Louisa Alice Brown (22 July 1875 – 21 June 1959) was an Australian factory inspector.

==Life==
Brown was born in 1875 in Adelaide. Her parents were Catherine (born Toohill) and Henry Thomas Brown, a carpenter.

In 1915, she lived with her sister in Sydney for a year. She was employed there as an inspector by the New South Wales Ministry of Labour and Industry.

She was active in several organisations and she was the secretary of the New South Wales branch of the National Council of Women of Australia in 1923. The Early Closing Acts were imposed on shops in her state and she was required to bring prosecutions over those who were breaking the law. She also enforced the Shop and Factories Act that prevented the employment of children under the age of ten. The rules imposed a maximum number of working hours per week (60) and regular holidays were enforced. Girls under fourteen were not allowed to work, but Brown was required to use her discretion. During the depression, she found families in such a poor state that she would arrange help or, in some cases, allow the girl to work because it was the lesser evil.
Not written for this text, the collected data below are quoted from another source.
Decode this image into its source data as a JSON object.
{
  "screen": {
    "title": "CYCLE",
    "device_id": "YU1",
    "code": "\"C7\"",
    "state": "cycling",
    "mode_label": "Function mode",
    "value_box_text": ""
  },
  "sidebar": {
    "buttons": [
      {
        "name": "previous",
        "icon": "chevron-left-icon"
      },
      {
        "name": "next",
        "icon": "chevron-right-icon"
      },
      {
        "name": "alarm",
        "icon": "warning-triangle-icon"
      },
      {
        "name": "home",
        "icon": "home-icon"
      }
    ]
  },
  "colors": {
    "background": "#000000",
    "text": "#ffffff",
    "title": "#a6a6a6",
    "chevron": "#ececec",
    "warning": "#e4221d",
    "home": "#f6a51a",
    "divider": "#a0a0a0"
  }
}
Belle Golding, who had been the first female inspector of public schools in Australia, retired due to ill health in 1926 and she was succeeded by Brown in 1930. Golding's biographer speculates that Brown was briefed by Golding as they had previously worked together.

She retired in 1940, but she returned to work during the war at the Department of Labour and Industry until 1946. Brown died in 1959 in the Sydney suburb of Waverley.